Everything seemed more or less in place, conceptually... you had the groundwork. It was real solid. Imo what separates your very good verses from becoming great/ outside the realm of criticism for completeness or quality, is the four or five lines that branch out like a spiderweb, that might not serve a visceral purpose but relate everything within your verse to one another... conceptual flow, almost
Here/ in ur topicals in general, I feel like you tend to force an ulterior theme... in this case "war is art". It didn't work for me. Your story was trying to say something else, something that was valid in and of itself. Like, you have a desk-fan that is facing the wall... instead of turning it around to face you, you built a system of cardboard tubes that loop around the desk and point at your face... you even opened the window to let the fan move air, but then you forced your hand.. ALL U GOTTA DO IS TuRN THE FAN AROUND AND LET IT DO WHAT ITS SUPPOSED TO DO
I think this breakdown puts in words why your poetry is killer and ur topicals are less so... poems dont need this sort of conceptual framework to provide a theme or w/e.
Mechanically/ rhythmically.. this was a lot better than usual. Rhymes were kind of predictable, and there wasn't a lot of flow or a solid cadence to lead between the lines... but the multis/ end rhymes/ inners worked together decently to keep things mixed up and consistent.
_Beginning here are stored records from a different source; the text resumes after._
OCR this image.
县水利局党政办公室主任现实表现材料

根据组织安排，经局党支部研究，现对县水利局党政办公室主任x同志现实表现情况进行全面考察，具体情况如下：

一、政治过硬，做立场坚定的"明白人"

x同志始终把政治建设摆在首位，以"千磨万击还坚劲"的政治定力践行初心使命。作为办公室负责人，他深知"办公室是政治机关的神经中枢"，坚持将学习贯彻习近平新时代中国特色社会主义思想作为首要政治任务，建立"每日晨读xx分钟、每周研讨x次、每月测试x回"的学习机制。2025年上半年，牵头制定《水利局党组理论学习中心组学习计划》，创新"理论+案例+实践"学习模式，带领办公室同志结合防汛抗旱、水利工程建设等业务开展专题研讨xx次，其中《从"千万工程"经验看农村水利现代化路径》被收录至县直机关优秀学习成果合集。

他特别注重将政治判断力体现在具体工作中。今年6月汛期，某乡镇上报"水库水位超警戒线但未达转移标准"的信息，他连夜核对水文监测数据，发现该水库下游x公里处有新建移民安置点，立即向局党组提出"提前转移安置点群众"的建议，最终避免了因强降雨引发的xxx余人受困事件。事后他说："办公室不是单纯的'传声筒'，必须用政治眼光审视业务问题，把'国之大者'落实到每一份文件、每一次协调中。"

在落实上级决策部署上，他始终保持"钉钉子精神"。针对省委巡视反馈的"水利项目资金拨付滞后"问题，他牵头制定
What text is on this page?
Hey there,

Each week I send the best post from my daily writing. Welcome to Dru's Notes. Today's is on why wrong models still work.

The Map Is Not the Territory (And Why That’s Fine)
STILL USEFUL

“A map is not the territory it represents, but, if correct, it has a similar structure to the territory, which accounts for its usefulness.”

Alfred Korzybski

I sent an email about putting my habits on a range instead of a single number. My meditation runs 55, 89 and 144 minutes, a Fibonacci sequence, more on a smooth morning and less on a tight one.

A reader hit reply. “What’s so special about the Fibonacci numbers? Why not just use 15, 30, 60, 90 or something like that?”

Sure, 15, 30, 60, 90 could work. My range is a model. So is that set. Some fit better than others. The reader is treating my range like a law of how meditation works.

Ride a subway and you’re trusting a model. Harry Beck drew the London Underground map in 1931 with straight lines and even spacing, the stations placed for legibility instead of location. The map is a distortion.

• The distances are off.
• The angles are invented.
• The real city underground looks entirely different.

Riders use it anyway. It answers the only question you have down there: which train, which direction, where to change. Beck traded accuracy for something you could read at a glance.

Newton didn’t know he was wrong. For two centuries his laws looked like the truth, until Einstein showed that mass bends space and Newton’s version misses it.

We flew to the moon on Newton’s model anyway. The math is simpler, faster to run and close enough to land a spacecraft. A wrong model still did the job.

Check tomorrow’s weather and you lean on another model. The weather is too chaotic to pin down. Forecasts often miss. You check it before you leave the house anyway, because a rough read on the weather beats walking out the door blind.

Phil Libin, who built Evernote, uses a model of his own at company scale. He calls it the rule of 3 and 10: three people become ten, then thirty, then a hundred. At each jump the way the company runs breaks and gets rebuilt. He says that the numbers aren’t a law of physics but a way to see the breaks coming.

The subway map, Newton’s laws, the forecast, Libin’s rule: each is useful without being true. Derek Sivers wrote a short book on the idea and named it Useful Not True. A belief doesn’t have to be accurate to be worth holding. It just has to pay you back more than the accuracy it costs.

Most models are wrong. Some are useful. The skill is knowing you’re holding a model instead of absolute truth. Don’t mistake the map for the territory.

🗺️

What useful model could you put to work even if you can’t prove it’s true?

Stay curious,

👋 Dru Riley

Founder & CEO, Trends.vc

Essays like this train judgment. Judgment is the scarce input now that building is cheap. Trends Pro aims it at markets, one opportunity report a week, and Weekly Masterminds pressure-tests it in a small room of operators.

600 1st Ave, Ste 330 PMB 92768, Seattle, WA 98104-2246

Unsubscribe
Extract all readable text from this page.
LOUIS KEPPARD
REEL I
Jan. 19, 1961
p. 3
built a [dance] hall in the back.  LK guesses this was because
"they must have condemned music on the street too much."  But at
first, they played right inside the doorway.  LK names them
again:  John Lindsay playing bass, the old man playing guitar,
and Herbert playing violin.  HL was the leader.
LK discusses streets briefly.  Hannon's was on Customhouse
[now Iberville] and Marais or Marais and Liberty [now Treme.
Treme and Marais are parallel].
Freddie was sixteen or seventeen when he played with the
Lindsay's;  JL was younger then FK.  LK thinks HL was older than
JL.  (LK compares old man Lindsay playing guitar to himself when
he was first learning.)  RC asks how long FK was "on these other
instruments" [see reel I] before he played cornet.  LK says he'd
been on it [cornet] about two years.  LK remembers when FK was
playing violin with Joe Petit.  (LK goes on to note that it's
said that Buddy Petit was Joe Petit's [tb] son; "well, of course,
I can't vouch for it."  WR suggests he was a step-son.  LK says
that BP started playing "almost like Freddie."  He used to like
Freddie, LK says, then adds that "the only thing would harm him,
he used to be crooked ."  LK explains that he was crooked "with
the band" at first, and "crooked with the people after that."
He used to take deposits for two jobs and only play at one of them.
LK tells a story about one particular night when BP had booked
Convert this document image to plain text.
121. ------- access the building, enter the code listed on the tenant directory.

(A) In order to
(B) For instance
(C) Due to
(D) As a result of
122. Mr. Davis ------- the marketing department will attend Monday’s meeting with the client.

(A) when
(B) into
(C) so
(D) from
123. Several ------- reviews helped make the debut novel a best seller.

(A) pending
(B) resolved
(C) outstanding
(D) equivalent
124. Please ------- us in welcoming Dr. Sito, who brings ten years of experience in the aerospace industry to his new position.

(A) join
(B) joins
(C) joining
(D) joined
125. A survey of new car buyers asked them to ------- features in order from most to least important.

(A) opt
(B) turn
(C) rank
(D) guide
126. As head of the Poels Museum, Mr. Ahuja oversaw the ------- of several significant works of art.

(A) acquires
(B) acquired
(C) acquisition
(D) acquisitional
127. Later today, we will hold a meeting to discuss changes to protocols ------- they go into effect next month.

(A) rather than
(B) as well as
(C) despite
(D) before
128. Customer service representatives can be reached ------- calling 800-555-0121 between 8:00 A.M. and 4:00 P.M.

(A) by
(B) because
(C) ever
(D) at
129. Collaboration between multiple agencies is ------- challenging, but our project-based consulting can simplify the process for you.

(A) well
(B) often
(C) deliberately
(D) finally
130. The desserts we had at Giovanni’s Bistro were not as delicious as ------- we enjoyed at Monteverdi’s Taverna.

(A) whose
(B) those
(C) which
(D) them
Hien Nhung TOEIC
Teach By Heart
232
word tho. Stop forcing your themes. Let ur story lead, all u gotta do is point it in the right direction and make sure its steady on its feet
Vulgar
so dead @ declared SCUD missiles a nuisance
This was dope, son. good synthesis of traditional storytelling, Vulgarian reference art, and off-kilter humor
lol you really took the humor in the topic photo and ran with it.
intro was super enigmatic. I thought about the blood/ water rezzy quote for a while, still puzzled. a bit. I dont understand the significance of the twins, or if it was supposed to match up with the end... I lumped it all together as rebirth/ commitment to change like how a new child would make your life shift... really clear progression of ideas, and mad funny too. A couple stumbles here and there, mechanically. Not even stumbles, really, just nits i'd pick. Cause as usual, as a whole you were technically godlike
dad's inspired line was whack to me, u didn't characterize violence as masculine just sorta highlighted the need for maternal love...
I thought the bracketed stuff was unnecessary... I get that you had to separate it into a foreground/ background, but you lost me with the Founding Document and Prospective Donor bit... although, I do kind of like the Donor bit, just getting it now
Like, Africa as a whole just needs a mother to love it and care about it... not a father figure i.e. what it has now... actually really cool. Lol@ it being in the form of foreign aid/ charity work. 2Political. It's a weirdly cool critique, a parody without being a satire, but it isnt silly or light-hearted.
Verdict
Really good showing by both. Innovator left me wanting more, he was on the verge of taking the story to a unique place that I can only describe as shellshock symphony. Vulgar was much broader in scope, touched on the geopolitical aspects of it all, and somehow humanized it without resorting to a convoluted plot to stand-in as a metaphor for everything.. very direct.
Imo, Vulgar snagged this w/ supreme mechanics and a fuller, more rewarding story. Thx to both writers, I enjoyed delving into both of your verses... Inno I hope u take that leap forward, if it is at all clear to u what i was getting at. Dope battle. Keep keyin.